Is football worth surrendering genetic privacy for generations?

The NCAA mandated testing 170,000 athletes for the sickle cell trait because of a lawsuit following the death of a freshman in 2006. See the Washington Post article: Sickle cell testing of athletes stirs discrimination fears

The NCAA apparently did not consider the effect of testing on students’ future employment, even though carrying the sickle cell trait has long been a cause of discrimination.

Better training and monitoring of athletes could help prevent the deaths of athletes with other health problems besides the sickle cell trait, and prevent exposing athletes’ entire families to discrimination.

Quotes:

  • for decades blacks were stigmatized by sickle cell because they carried it far more commonly than whites, marking them as supposedly genetically inferior, barring them from jobs, the military, insurance and even discouraging them from marrying and having children.
  • Since 2000, as many as 10 Division I college football players who had the trait without knowing it have died suddenly following workouts.
  • “What doesn’t exist is scientific data to support the screening,” said Elliott Vichinsky, director of hematology-oncology at Children’s Hospital in Oakland and director of the Northern California Sickle Cell Center. “There are a lot of other people at risk for heat-related illness from exertion.”
  • The best solution, they argue, would be better monitoring, training and care for all athletes – a strategy that worked for the military.
  • “If you want to protect people, there’s an easy way to do that: change the training protocol for everyone,” said Lanetta Jordan, the Sickle Cell Disease Association of America’s chief medical officer.
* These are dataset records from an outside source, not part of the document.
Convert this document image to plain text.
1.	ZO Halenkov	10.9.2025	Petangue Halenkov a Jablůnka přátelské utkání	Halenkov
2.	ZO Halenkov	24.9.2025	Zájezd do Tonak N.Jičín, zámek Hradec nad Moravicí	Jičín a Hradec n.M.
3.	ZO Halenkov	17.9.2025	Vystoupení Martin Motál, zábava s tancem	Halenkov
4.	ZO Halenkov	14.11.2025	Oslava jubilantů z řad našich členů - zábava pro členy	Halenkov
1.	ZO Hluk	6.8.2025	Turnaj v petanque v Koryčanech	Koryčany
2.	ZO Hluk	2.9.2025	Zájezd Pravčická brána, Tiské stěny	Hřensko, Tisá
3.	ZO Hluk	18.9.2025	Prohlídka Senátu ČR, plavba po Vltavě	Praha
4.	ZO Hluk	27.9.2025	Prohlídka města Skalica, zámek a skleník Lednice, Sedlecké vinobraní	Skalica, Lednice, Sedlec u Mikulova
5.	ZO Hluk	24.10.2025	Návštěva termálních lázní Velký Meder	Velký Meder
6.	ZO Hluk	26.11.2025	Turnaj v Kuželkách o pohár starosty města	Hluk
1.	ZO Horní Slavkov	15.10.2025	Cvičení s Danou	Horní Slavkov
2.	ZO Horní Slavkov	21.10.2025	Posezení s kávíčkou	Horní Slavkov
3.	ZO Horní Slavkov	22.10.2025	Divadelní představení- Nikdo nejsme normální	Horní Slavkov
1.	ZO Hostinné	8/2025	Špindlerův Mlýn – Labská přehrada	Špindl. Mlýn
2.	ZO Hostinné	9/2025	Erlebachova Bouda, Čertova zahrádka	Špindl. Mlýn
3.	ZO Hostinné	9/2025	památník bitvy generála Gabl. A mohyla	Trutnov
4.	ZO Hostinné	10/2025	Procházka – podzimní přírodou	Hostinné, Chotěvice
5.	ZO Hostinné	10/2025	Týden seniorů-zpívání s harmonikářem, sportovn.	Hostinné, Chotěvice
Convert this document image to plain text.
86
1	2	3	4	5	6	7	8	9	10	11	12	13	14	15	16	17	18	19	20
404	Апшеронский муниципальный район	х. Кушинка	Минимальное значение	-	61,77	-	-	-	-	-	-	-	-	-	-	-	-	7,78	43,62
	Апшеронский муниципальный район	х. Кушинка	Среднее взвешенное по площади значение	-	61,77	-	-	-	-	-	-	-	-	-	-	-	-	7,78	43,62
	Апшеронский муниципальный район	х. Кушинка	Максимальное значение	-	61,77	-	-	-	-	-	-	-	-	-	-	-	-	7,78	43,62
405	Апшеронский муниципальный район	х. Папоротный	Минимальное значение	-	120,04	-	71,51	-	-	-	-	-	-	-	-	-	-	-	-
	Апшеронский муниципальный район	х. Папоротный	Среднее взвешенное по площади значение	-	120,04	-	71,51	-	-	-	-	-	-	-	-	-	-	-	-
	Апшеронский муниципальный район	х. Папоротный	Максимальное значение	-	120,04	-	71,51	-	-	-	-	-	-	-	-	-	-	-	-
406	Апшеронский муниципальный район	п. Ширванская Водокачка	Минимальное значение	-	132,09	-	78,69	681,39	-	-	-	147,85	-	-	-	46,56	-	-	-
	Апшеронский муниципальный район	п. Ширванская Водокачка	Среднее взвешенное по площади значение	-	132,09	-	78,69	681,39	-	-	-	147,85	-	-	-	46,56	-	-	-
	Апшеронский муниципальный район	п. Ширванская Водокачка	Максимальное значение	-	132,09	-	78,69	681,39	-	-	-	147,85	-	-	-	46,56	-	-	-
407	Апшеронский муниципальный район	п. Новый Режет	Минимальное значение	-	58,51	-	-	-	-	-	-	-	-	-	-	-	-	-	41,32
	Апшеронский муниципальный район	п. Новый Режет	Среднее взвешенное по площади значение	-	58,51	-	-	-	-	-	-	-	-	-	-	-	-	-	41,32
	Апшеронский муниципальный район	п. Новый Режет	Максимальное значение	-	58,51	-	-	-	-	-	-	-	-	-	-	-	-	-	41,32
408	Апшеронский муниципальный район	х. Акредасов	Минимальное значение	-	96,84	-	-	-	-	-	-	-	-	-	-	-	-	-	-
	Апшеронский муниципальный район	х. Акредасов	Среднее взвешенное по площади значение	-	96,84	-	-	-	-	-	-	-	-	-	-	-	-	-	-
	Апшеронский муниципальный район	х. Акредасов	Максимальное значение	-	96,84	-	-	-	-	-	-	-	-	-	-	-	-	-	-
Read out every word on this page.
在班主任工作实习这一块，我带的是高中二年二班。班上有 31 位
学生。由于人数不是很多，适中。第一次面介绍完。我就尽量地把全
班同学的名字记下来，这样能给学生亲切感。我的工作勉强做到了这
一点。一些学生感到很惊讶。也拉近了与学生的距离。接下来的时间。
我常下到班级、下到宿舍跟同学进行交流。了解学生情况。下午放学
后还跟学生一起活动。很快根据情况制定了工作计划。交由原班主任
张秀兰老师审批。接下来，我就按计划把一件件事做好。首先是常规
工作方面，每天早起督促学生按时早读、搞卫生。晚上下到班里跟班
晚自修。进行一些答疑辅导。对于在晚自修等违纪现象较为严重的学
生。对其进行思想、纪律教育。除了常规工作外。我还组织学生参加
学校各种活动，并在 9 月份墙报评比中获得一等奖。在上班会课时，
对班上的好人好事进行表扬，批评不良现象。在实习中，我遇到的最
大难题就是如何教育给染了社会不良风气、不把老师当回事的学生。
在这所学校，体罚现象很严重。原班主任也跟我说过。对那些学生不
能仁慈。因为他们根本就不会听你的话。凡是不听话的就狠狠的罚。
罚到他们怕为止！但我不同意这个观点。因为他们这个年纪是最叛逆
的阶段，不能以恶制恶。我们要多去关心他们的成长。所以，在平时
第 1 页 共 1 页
Genetic Privacy Debate hits Major League Baseball

The story highlights the use of DNA testing by ‘employers’–Major League Baseball franchises. Baseball tests to verify the ages and identities of players from Latin America, but the test samples can also be used to detect familial genetic dieseases such as ALS (which Lou Gehrig had).

• “DNA contains a host of information about risks for future diseases that prospective employers might be interested in discovering and considering,” said Kathy Hudson, the director of the Genetics and Public Policy Center and an associate professor at Johns Hopkins University. “The point of GINA was to remove the temptation and prohibit employers from asking or receiving genetic information.”

The big problem is that the Genetic Information Non-Discrimination Act (GINA) does not stop employers or insurers from receiving or using genetic information. It isn’t enforceable.

Baseball players are not the only ones whose DNA and genetic tests can be used against them–the same thing can happen to all of us.

According to GINA, employers and insurers can’t use genetic tests to discriminate against employees or enrollees in health plans, but there is no way to tell whether they do or not. Employers and insurers do not have to inform us if they have copies of our genetic or DNA records.

• Do you think an employer is going to tell you were passed over for a promotion based on your DNA?

GINA is toothless–it forbids bad behavior but there is no way to enforce it.

And Americans’ genetic privacy is not protected by HIPAA. HIPAA makes it impossible for any of us to prevent OUR sensitive health information from being used by millions of ‘covered entities’ and ‘business associates’ for purposes we would never agree with–including using genetic tests to discriminate againts us.

Face Book users control who sees the personal information they post on their walls, but Americans can’t control who sees their electronic health information. What’s wrong with this picture?

The rules for spending $19 Billion on health IT are being written now. Now is the time we must press to restore control over OUR personal health data.